Following are some excerpts from interviews, in which students were asked “What do you think about the combination in the program of optics and electronics?”. The excerpts expose the students’ positive attitude towards integrating optics and electronics. Students found the integration of the two areas to be interesting:
“It’s interesting that it [optics and electronics] eventually integrates… you see how it all comes together… all the things that in 10th grade cause you to ask why”.
Moreover, students believed that the integration leads to a deeper learning of the disciplinary contents:
“The integration helped… Thanks to it, our learning of electronics was more in-depth”.
An analysis of the students’ answers to the open questionnaire supports the above finding. In response to the question “Why are you participating in the program?”, 57% of pretest respondents answered that they were participating out of interest, while 14% gave a utilitarian reason, and wrote that they were participating in order to receive a higher quality matriculation certificate that would be of use to them in the future (the rest of the students mentioned miscellaneous reasons, such as timetable constraints or fulfilling the expectations of family). In response to the same question on the posttest, 79% of respondents indicated interest and only 7% mentioned the utilitarian reason.
In response to the question “Do you want to go to university in the future? If so, what do you want to study?”, 71% of pretest respondents mentioned physics or engineering, 21% wrote that they want to study other subjects and the rest of the students wrote that they do not intend to study at university. In response to the same question on the posttest, 86% mentioned physics or engineering studies and only 7% wrote they would like to study other subjects. The rest 7% wrote that they are not interested in higher education.
The improvement observed over the course of the year in students’ attitude towards interdisciplinary learning of optics and electronics was also manifested in their reasons for participating in the program. A comparison between posttest responses and pretest responses reveals that the weight of interest (intrinsic motivation) as a reason for participating in the program increased at the expense of utilitarian reasons, such as receiving a higher quality matriculation certificate (extrinsic motivation/identified regulation). This is significant in light of the self-determination theory9, which attributes special importance to intrinsic factors in increasing motivation levels. The research also showed that over the course of the year, the students’ desire to pursue more advanced studies in the area increased. These findings are in line with those of other studies on interdisciplinary high-school curricula in robotics7 and aviation10.

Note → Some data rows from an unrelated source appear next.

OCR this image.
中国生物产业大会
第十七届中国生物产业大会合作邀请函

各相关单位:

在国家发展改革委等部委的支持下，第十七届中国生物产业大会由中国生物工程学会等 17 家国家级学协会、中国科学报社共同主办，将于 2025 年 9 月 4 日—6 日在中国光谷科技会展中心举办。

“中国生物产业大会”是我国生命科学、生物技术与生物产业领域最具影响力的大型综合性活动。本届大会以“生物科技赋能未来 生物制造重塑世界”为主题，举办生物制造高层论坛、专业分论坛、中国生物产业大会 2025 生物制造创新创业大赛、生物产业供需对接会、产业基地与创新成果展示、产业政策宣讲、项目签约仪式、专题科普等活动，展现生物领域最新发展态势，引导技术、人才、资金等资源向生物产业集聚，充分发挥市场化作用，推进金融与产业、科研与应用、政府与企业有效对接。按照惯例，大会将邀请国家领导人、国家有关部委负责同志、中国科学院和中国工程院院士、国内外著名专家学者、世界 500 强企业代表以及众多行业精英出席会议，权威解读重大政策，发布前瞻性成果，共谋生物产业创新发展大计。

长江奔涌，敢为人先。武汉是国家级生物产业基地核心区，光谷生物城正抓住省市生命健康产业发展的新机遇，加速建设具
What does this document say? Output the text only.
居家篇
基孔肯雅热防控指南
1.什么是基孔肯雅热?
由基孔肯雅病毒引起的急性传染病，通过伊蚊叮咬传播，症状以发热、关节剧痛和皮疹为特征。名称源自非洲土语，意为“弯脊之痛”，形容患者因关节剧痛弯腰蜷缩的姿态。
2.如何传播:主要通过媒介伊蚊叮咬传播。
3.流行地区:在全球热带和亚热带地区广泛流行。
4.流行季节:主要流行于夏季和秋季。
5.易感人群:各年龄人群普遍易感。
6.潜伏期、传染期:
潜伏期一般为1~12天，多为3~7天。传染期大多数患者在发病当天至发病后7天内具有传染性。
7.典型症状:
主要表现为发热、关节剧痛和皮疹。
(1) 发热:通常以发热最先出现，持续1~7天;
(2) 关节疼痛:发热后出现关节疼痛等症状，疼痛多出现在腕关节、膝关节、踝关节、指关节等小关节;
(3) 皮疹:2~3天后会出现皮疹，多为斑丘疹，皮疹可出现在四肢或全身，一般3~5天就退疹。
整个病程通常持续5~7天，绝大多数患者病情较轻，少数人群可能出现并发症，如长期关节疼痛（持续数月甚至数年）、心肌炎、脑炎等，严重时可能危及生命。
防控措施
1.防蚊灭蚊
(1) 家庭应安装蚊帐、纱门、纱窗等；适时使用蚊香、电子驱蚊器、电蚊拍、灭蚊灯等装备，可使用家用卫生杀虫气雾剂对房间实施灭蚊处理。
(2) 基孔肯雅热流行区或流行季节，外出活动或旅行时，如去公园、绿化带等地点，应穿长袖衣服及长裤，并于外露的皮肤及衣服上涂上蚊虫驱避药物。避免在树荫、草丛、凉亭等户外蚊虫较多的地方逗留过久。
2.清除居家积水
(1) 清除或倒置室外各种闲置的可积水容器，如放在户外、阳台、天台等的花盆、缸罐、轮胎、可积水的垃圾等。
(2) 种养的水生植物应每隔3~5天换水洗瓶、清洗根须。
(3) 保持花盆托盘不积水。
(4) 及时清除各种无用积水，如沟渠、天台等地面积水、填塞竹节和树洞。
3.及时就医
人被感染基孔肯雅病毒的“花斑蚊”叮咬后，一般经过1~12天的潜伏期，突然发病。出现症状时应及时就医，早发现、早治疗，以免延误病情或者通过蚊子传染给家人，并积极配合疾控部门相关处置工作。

The paper presented a three-year curriculum in electro-optics that integrates optics and electronics. The research described here characterized the attitudes towards interdisciplinary learning of optics and electronics and towards future pursuit of physics and engineering of students who were in the final phase of the program. The findings reveal a notable improvement in students’ attitudes towards interdisciplinary learning of optics and electronics over the course of the year. Students found the integration of the two areas to be interesting and believed that it leads to a deeper learning of the disciplinary contents. The research also indicates that in addition to an increase in the students’ interest in the program, their desire to continue with more advanced studies in these fields increased as well.
The authors would like to thank Naftali Even-Haim for his cooperation and contribution.